Pharmacodynamic analyses of LAT1 inhibitors in vitro and in vivo by targeted metabolomics reveal target-independent effects.

L-type amino acid transporters LAT1 (SLC7A5) and LAT2 (SLC7A8) facilitate the bidirectional transport of branched and aromatic amino acids (AAs) across the plasma membrane. LAT1 has emerged as a key therapeutic target in cancer due to its upregulation in different tumor types. We generated and characterized LAT1- and LAT2-expressing cells using the human MDST8 cell line lacking these transporters to evaluate the specificity and selectivity of the clinical candidate JPH203 and novel LAT1 inhibitors. Both LAT1 and LAT2 increased the expression of 4F2hc, a heavy chain protein essential for LAT1 functioning and AA transport. We show for the first time that two potent nanomolar LAT1 inhibitors, JPH203 and JX-078, can enter cells through LAT1-independent mechanisms and inhibit LAT1-mediated L-leucine efflux, giving rise to differential cell type and time-dependent effects on the AA metabolome and metabolic activity in cancer cells and human PBMCs.

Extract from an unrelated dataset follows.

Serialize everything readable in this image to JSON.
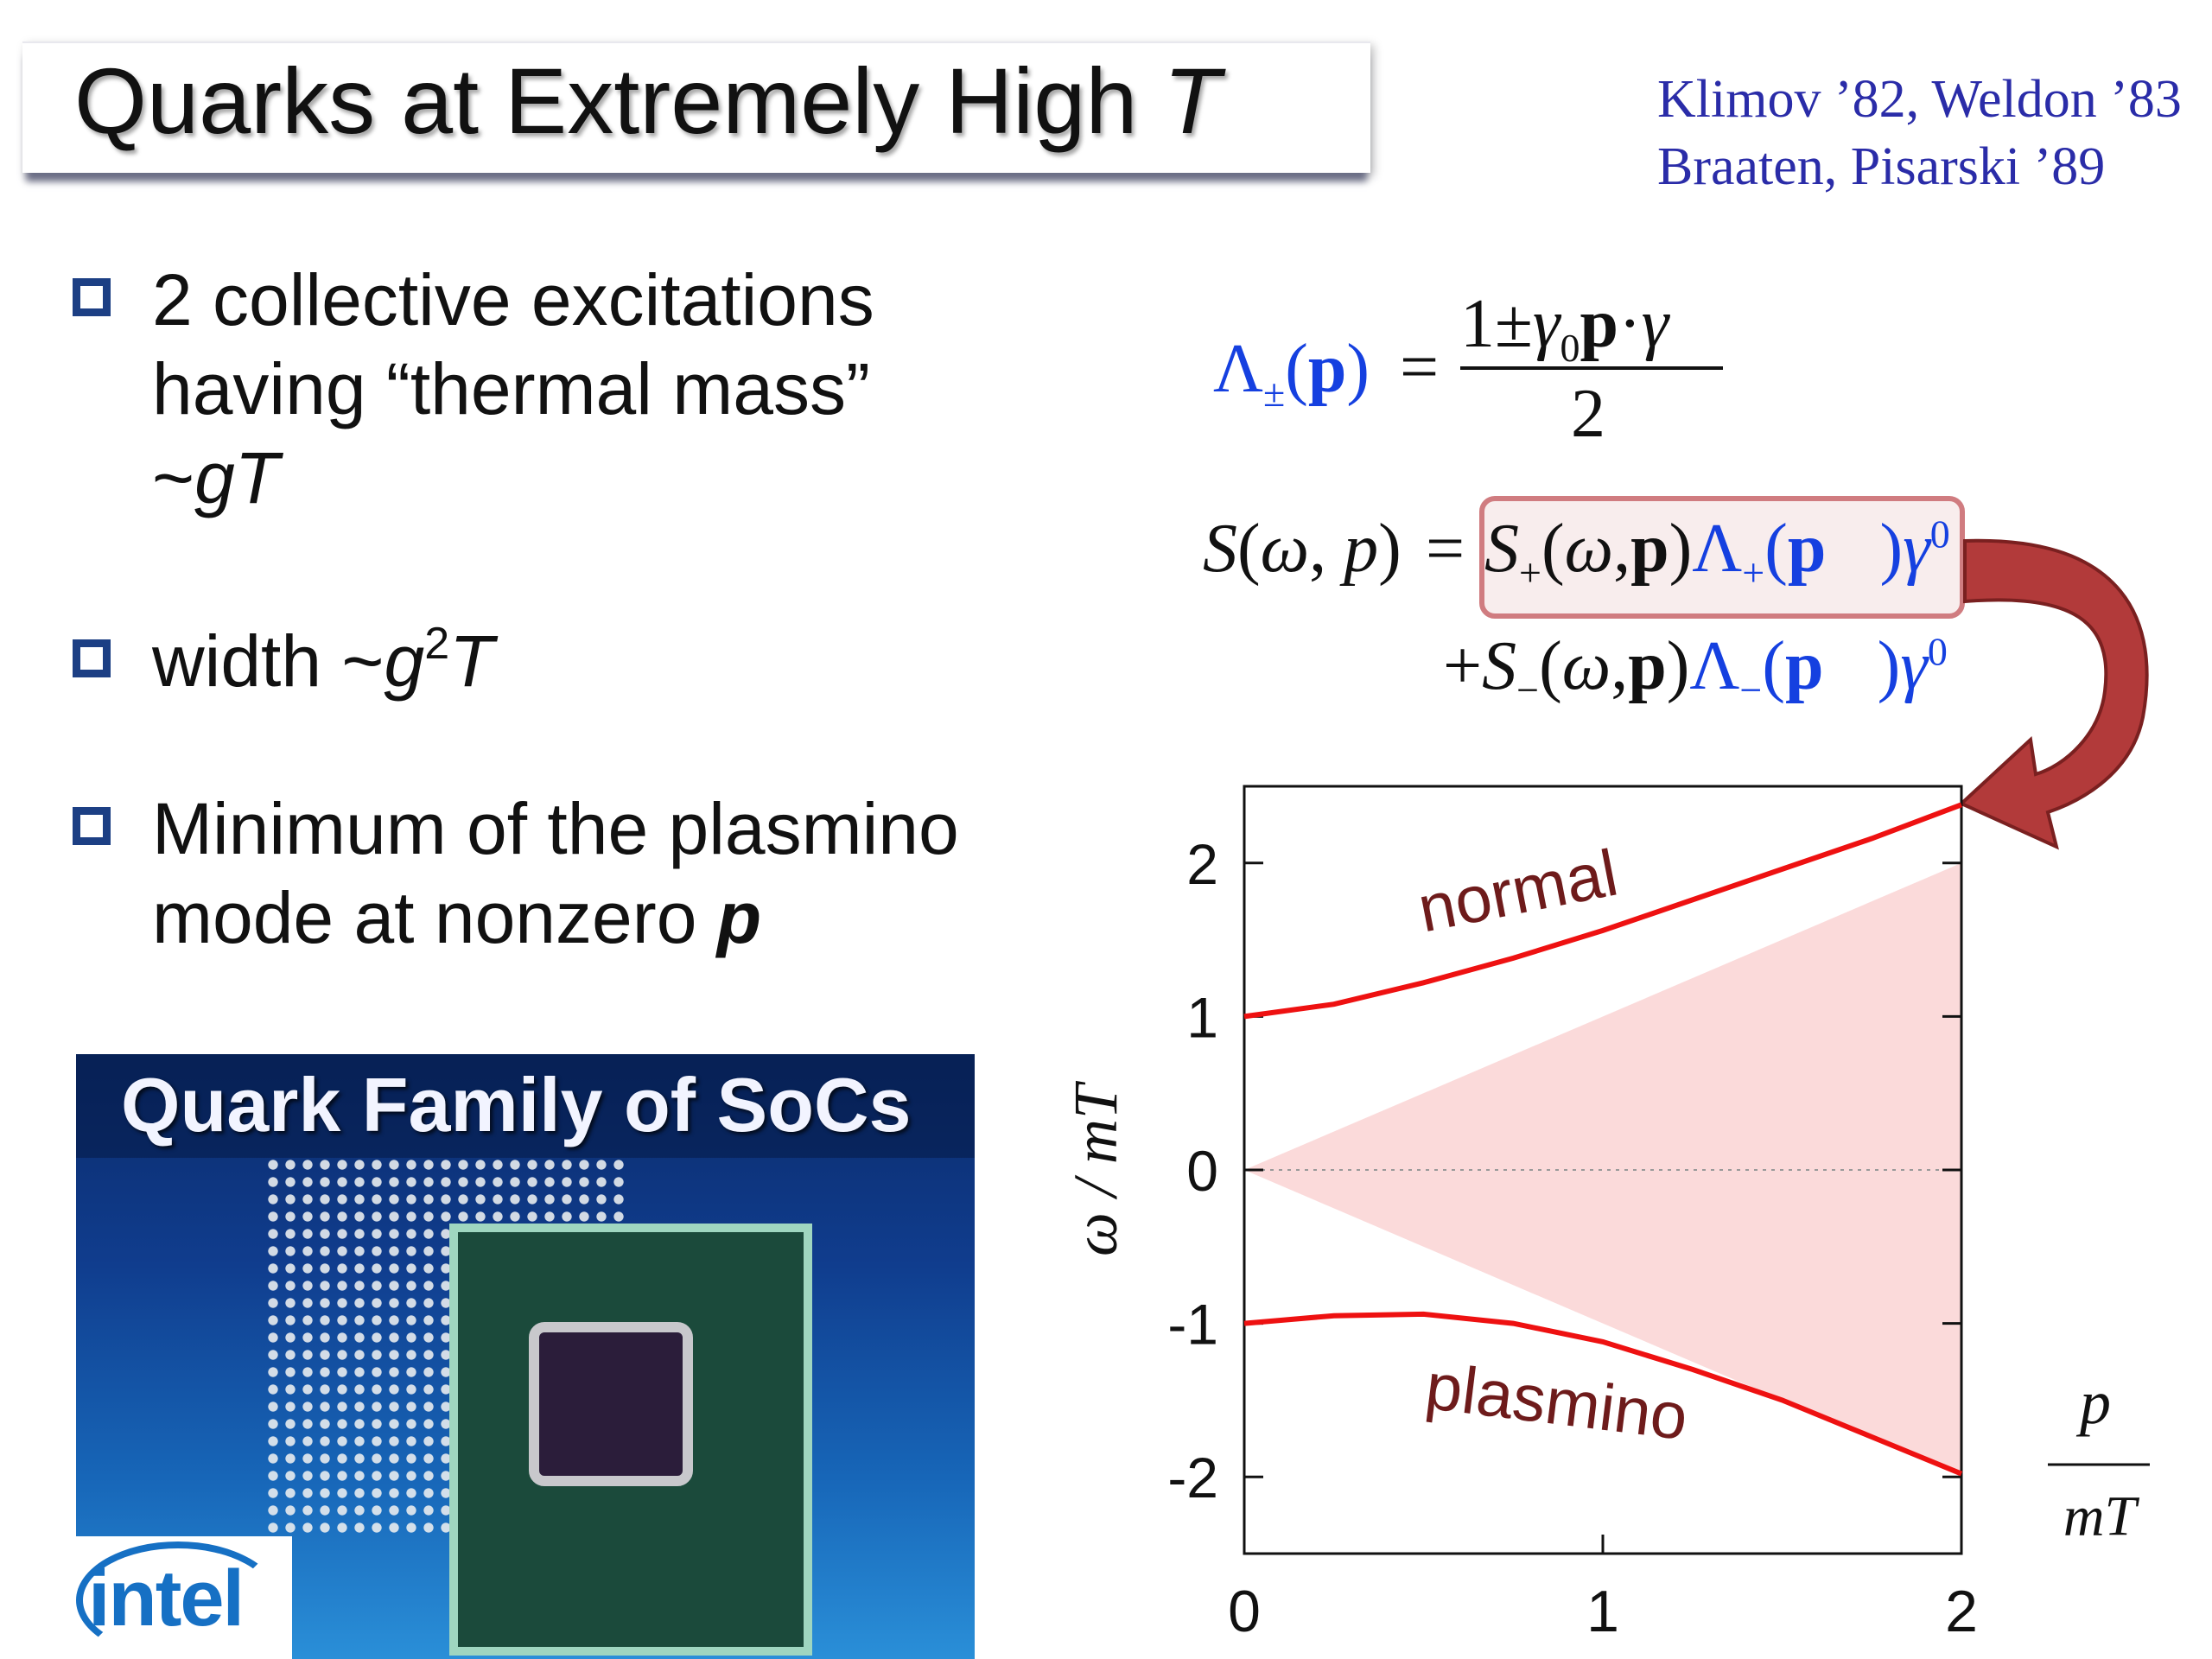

Intriguingly, the antiproliferative effects of JPH203 and JX-078 on MDST8 cells were LAT1-independent, showing also micromolar IC50 values in HT-29 and U937 cells that overexpress LAT1. We found notable differences in the bioavailability of LAT1 inhibitors in mice. Oral administration of JX-078 efficiently penetrated tissues and crossed the blood-brain barrier, leading to increased levels of inhibitory neurotransmitters glycine and GABA in the brain. This study demonstrates the utility of employing targeted metabolomics to interrogate LAT1/2 inhibitor selectivity in different physiological matrices in vitro, ex vivo and in vivo. Overall, our findings reveal LAT1-dependent and previously unrecognized LAT-independent effects of inhibitors believed to act specifically on LAT1.